Nearly four months into the flight, Jamie suddenly asked, “How is Professor Hoffman? Is he involved in these analyses?”
It took several minutes for messages to travel the distance between the spacecraft and Earth. As he watched the little display screen of the communications console Jamie saw DiNardo’s swarthy face register surprise, then something else. Guilt? The priest ran a hand over his shaved scalp before answering.
“Professor Hoffman has apparently suffered a nervous breakdown. He is in a rest home in Vienna for the present.”
Jamie felt the same surprise flaring into guilt that seared his guts.
“I have visited him myself,” DiNardo went on. “His doctors assure me that he will be fine in a few weeks or so.”
I wonder how I’d have reacted to being yanked off the mission at the last minute, Jamie asked himself. He changed the subject back to geology and concluded his conversation with the priest as swiftly as he could.
He left the communications console up on the flight deck and rushed down the length of the habitat module toward the observation port. By common custom the section housing the port was considered private. Whenever someone entered it and closed the hatch that separated it from the rest of the module, no one else in the crew would enter. It was the one place aboard the Mars spacecraft where a person could be alone.
Jamie needed to be alone, to be away from all the others. Yet as he hurried down the narrow passageway he felt a sullen tide of anger rising within him. Not guilt. Not pity. Anger. They always have to take something away from you, he heard a voice in his mind complain. They can never let you have the whole cake; they always lick the icing off first. Or piss on it. So I’m on my way to Mars and Hoffman’s in a funny farm. Great.
Then he remembered his grandfather years ago, when Jamie had been an eager young high schooler bursting to show off how much he had learned in his science classes. He had tried to explain to Al the laws of thermodynamics, throwing in terms such as “entropy” and “heat flow” and “thermal equilibrium.”
“Aw, I know all about that stuff,” Al had said.
“You do?” Jamie had been extremely skeptical of his grandfather’s claim.
“Sure. Comes up every day in the store. Or when I play poker. What it boils down to is, you can’t win, you can’t even break even, and you can’t get out of the game.”

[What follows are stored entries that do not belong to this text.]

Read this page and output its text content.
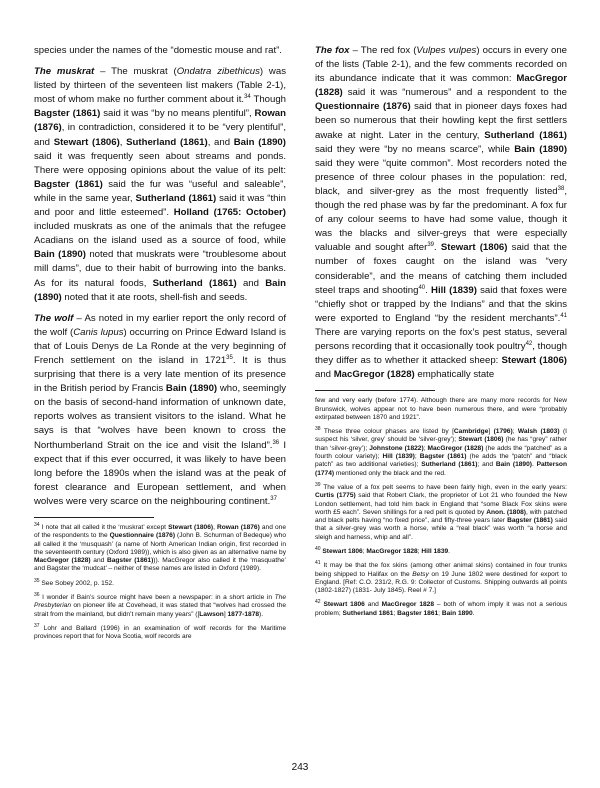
species under the names of the “domestic mouse and rat”.

The muskrat – The muskrat (Ondatra zibethicus) was listed by thirteen of the seventeen list makers (Table 2-1), most of whom make no further comment about it.$^{34}$ Though Bagster (1861) said it was “by no means plentiful”, Rowan (1876), in contradiction, considered it to be “very plentiful”, and Stewart (1806), Sutherland (1861), and Bain (1890) said it was frequently seen about streams and ponds. There were opposing opinions about the value of its pelt: Bagster (1861) said the fur was “useful and saleable”, while in the same year, Sutherland (1861) said it was “thin and poor and little esteemed”. Holland (1765: October) included muskrats as one of the animals that the refugee Acadians on the island used as a source of food, while Bain (1890) noted that muskrats were “troublesome about mill dams”, due to their habit of burrowing into the banks. As for its natural foods, Sutherland (1861) and Bain (1890) noted that it ate roots, shell-fish and seeds.

The wolf – As noted in my earlier report the only record of the wolf (Canis lupus) occurring on Prince Edward Island is that of Louis Denys de La Ronde at the very beginning of French settlement on the island in 1721$^{35}$. It is thus surprising that there is a very late mention of its presence in the British period by Francis Bain (1890) who, seemingly on the basis of second-hand information of unknown date, reports wolves as transient visitors to the island. What he says is that “wolves have been known to cross the Northumberland Strait on the ice and visit the Island”.$^{36}$ I expect that if this ever occurred, it was likely to have been long before the 1890s when the island was at the peak of forest clearance and European settlement, and when wolves were very scarce on the neighbouring continent.$^{37}$

$^{34}$ I note that all called it the ‘muskrat’ except Stewart (1806), Rowan (1876) and one of the respondents to the Questionnaire (1876) (John B. Schurman of Bedeque) who all called it the ‘musquash’ (a name of North American Indian origin, first recorded in the seventeenth century (Oxford 1989)), which is also given as an alternative name by MacGregor (1828) and Bagster (1861))). MacGregor also called it the ‘masquathe’ and Bagster the ‘mudcat’ – neither of these names are listed in Oxford (1989).

$^{35}$ See Sobey 2002, p. 152.

$^{36}$ I wonder if Bain’s source might have been a newspaper: in a short article in The Presbyterian on pioneer life at Covehead, it was stated that “wolves had crossed the strait from the mainland, but didn’t remain many years” ([Lawson] 1877-1878).

$^{37}$ Lohr and Ballard (1996) in an examination of wolf records for the Maritime provinces report that for Nova Scotia, wolf records are

The fox – The red fox (Vulpes vulpes) occurs in every one of the lists (Table 2-1), and the few comments recorded on its abundance indicate that it was common: MacGregor (1828) said it was “numerous” and a respondent to the Questionnaire (1876) said that in pioneer days foxes had been so numerous that their howling kept the first settlers awake at night. Later in the century, Sutherland (1861) said they were “by no means scarce”, while Bain (1890) said they were “quite common”. Most recorders noted the presence of three colour phases in the population: red, black, and silver-grey as the most frequently listed$^{38}$, though the red phase was by far the predominant. A fox fur of any colour seems to have had some value, though it was the blacks and silver-greys that were especially valuable and sought after$^{39}$. Stewart (1806) said that the number of foxes caught on the island was “very considerable”, and the means of catching them included steel traps and shooting$^{40}$. Hill (1839) said that foxes were “chiefly shot or trapped by the Indians” and that the skins were exported to England “by the resident merchants”.$^{41}$ There are varying reports on the fox’s pest status, several persons recording that it occasionally took poultry$^{42}$, though they differ as to whether it attacked sheep: Stewart (1806) and MacGregor (1828) emphatically state

few and very early (before 1774). Although there are many more records for New Brunswick, wolves appear not to have been numerous there, and were “probably extirpated between 1870 and 1921”.

$^{38}$ These three colour phases are listed by [Cambridge] (1796); Walsh (1803) (I suspect his ‘silver, grey’ should be ‘silver-grey’); Stewart (1806) (he has “grey” rather than ‘silver-grey’); Johnstone (1822); MacGregor (1828) (he adds the “patched” as a fourth colour variety); Hill (1839); Bagster (1861) (he adds the “patch” and “black patch” as two additional varieties); Sutherland (1861); and Bain (1890). Patterson (1774) mentioned only the black and the red.

$^{39}$ The value of a fox pelt seems to have been fairly high, even in the early years: Curtis (1775) said that Robert Clark, the proprietor of Lot 21 who founded the New London settlement, had told him back in England that “some Black Fox skins were worth £5 each”. Seven shillings for a red pelt is quoted by Anon. (1808), with patched and black pelts having “no fixed price”, and fifty-three years later Bagster (1861) said that a silver-grey was worth a horse, while a “real black” was worth “a horse and sleigh and harness, whip and all”.

$^{40}$ Stewart 1806; MacGregor 1828; Hill 1839.

$^{41}$ It may be that the fox skins (among other animal skins) contained in four trunks being shipped to Halifax on the Betsy on 19 June 1802 were destined for export to England. [Ref: C.O. 231/2, R.G. 9: Collector of Customs. Shipping outwards all points (1802-1827) (1831- July 1845). Reel # 7.]

$^{42}$ Stewart 1806 and MacGregor 1828 – both of whom imply it was not a serious problem; Sutherland 1861; Bagster 1861; Bain 1890.

243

Jamie had gaped at his grandfather. Al had explained the concepts of thermodynamics as succinctly as he would ever hear.
“Main thing,” Al said, grinning at his surprised grandson, “is to stay in balance with life. That way no matter what happens it won’t throw you. Stay in balance. Never lean so far in one direction that a puff of wind can knock you over.”
What it boils down to is that you have to pay for everything you get, and the price is always more than the value of the thing you’re after. And you can’t get out of the game. Even millions of miles from Earth, you can’t get out of the game.
The hatch to the observation area was open. No one was there. Good.
The astronomers hated the spin that produced a feeling of gravity within the Mars-bound ships. It meant that their telescopes, even though placed outside the ships along the tethers connecting them, had to be mounted on complex motorized bearings that moved exactly opposite to the spin so that they could remain focused on the same distant speck of light for weeks or months at a time.
The spin had bothered Jamie, too, at first. The stars rotated past the oblong window in a slow steady procession instead of remaining fixed against the dark backdrop the way they did on Earth. But they don’t really stay still on Earth, Jamie told himself. They rotate around the sky too slow for you to notice. Out here we’ve just speeded things up. We’ve made our own little world and it spins around every two and a half minutes instead of every twenty-four hours.